Update: this blog post is a part of research that aimed to build weighed versions of various quantile estimators. A preprint with final results is available on arXiv: arXiv:2304.07265 [stat.ME]. Some information in this blog post can be obsolete: please, use the preprint as the primary reference.

There are various ways to estimate quantiles of weighted samples. The proper choice of the most appropriate weighted quantile estimator depends not only on the own estimator properties but also on the goal.

Let us consider two problems:

  1. Estimating quantiles of a weighted mixture distribution.
    In this problem, we have a weighted mixture distribution given by $F = \sum_{i=1}^m w_i F_i$. We collect samples $\mathbf{x_1}, \mathbf{x_2}, \ldots, \mathbf{x_m}$ from $F_1, F_2, \ldots F_m$, and want to estimate quantile function $F^{-1}$ of the mixture distribution based on the given samples.
  2. Quantile exponential smoothing.
    In this problem, we have a time series $\mathbf{x} = \{ x_1, x_2, \ldots, x_n \}$. We want to describe the distribution “at the end” of this time series. The latest series element $x_n$ is the most “actual” one, but we cannot build a distribution based on a single element. Therefore, we have to consider more elements at the end of $\mathbf{x}$. However, if we take too many elements, we may corrupt the estimations due to obsolete measurements. To resolve this problem, we can assign weights to all elements according to the exponential law and estimate weighted quantiles.

In both problems, the usage of weighted quantile estimators looks like a reasonable solution. However, in each problem, we have different expectations of the estimator behavior. In this post, we provide an example that illustrates the difference in these expectations.

Let us consider the following distribution:

$$ \newcommand{\eps}{\varepsilon} F = \eps F_{\delta_{-1000}} + \frac{1-3\eps}{2} F_{\mathcal{U}(0,1)} + \eps F_{\delta_{10}} + \frac{1-3\eps}{2} F_{\mathcal{U}(99,100)} + \eps F_{\delta_{1000}}, $$

where $\delta_t$ is the Dirac delta function (it has all its mass at $t$), $\mathcal{U}(a, b)$ is the continuous uniform distribution on $[a;b]$, $\eps$ is a small constant.

When we consider the problem of obtaining the true quantile values of the mixture distribution $F$, we should expect $F^{-1}(0) = -1000$, $F^{-1}(0.5) = 10$, $F^{-1}(1) = 1000$.

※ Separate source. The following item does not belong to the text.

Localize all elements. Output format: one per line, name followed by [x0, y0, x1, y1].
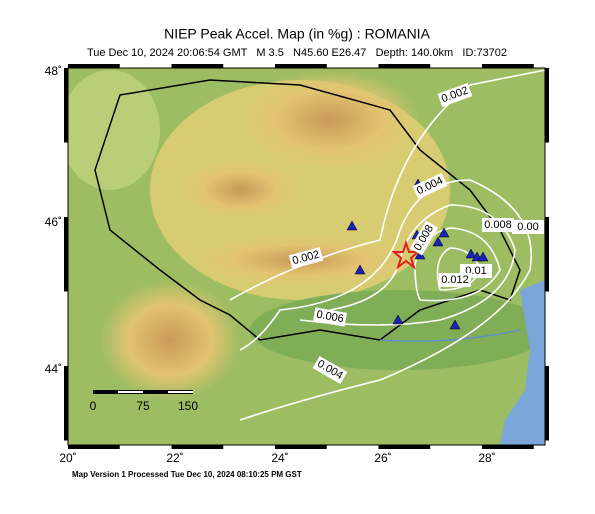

However, in the smoothing problem, we want to have a negligible impact of $F_{\delta_{-1000}}$, $F_{\delta_{10}}$, $F_{\delta_{1000}}$ on the quantile estimations when $\eps \to 0$. More specifically, we expect $F^{-1}(0) \approx 0$, $F^{-1}(0.5) \approx 50$, $F^{-1}(1) \approx 101$.

Thus, there is not a single weighted quantile estimator that fits all the problems. In each case, we have to choose the proper estimator based on the estimator properties and the research goals.